The Group of Eight rich countries recently finalized a debt deal canceling $25 billion in debts owed by 181 of the world’s poorest countries owed to the International Development Association of the World Bank at the end of 2003, effective July 1. Up to 22 more countries may qualify if they are able to meet requirements of the World Bank.

The African Development Fund and African Development Bank, which gives loans for infrastructure and poverty reduction projects, on Wednesday forgave $8.5 billion in debt owed by 14 low-income countries under the Fund’s Multilateral Debt Relief Initiative. Up to 33 nations could ultimately benefit.

Twenty countries benefited immediately from the Jan. 6 cancellation of all debt owed to the International Monetary Fund at the end of 2004. The amount was worth $3.4 billion and could rise to $5 billion if all potential countries qualify.
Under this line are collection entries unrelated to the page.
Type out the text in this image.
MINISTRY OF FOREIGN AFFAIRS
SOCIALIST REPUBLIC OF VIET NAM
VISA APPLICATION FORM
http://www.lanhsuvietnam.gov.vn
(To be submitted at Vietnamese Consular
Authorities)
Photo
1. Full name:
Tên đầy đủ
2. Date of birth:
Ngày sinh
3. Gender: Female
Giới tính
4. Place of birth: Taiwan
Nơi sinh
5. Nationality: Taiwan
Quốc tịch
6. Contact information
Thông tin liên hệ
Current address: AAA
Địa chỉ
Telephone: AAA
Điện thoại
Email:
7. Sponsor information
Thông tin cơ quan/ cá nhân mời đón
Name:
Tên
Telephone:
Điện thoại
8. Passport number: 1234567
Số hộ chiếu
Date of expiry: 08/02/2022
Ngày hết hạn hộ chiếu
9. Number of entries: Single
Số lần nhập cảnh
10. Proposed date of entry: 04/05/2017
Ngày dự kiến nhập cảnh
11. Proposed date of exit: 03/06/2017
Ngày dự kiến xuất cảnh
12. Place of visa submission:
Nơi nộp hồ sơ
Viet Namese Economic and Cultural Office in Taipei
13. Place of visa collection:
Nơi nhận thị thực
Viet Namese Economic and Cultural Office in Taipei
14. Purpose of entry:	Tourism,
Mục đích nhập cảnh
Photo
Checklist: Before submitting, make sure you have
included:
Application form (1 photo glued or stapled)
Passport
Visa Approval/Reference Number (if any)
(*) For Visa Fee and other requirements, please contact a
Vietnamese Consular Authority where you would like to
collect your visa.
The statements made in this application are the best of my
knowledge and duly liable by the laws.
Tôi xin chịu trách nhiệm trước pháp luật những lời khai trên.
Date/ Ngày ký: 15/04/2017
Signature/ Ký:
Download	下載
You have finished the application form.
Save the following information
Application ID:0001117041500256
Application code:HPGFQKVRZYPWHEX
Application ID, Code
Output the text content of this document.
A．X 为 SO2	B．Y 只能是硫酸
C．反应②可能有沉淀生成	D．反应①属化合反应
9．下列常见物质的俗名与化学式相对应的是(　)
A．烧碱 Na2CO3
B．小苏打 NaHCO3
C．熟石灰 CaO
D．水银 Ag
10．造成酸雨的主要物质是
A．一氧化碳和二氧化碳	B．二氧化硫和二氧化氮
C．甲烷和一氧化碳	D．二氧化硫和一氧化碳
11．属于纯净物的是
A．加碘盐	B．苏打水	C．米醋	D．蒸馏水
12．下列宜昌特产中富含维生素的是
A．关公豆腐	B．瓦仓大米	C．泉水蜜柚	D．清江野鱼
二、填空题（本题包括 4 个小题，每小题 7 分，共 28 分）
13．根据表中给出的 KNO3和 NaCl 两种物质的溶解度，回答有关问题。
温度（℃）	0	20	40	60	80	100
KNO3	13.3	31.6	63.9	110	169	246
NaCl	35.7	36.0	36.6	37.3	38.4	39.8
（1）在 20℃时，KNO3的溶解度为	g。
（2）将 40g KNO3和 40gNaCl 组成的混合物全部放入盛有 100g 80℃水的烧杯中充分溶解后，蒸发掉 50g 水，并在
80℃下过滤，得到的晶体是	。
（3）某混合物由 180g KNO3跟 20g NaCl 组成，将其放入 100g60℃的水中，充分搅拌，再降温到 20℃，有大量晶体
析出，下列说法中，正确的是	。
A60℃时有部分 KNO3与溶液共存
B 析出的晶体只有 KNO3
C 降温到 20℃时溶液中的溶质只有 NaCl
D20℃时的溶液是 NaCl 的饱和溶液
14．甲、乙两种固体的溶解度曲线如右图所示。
These three elements collectively are known as the Multilateral Debt Relief Initiative and together account for potentially around $50 billion of debt cancellation.

“The delivery of the G8 debt deal will make a significant difference to millions of poor people,” said Trisha Rogers, director of the Jubilee Debt Campaign, a coalition of organizations in the UK calling for 100 percent cancellation of unpayable debts by poor nations.

While the deal is not 100 per cent cancellation of the debts of all the world’s poorest countries, it is 100 per cent cancellation of some of the debts for some of the world’s poorest countries, the Jubilee campaign said in a media briefing. While hundreds of millions of the world’s poorest people are now free of debt, Africa’s total debt is still around $300 billion, and the largest benefits of the recent deals don’t take effect for another two months.

“There is so much more to be done,” said Caroline Pearce, senior policy and campaigns coordinator. “This is an important step forward for some countries–but other poor countries are still paying a total of $100 million every day to the rich world, and the path to achieving debt cancellation is still blocked by damaging and undemocratic conditions.”

Stephen Rand, co-chair of the Jubilee Debt Campaign, is a Baptist. He is on staff at Kairos (Baptist) Church in Wimbledon.

Rand, along with Doug Balfour, general director of Tearfund, the largest evangelical relief organization in Great Britain, several years ago began conversations about involving evangelical Christians in poverty relief that evolved into the Micah Challenge, a global Christian campaign launched in 2004 to hold national leaders accountable to U.N. Millennium Development Goals to reduce global poverty by half by 2015.

The campaign is endorsed by several Baptist conventions and unions around the world, and in July 2004 was endorsed by the General Council of the Baptist World Alliance.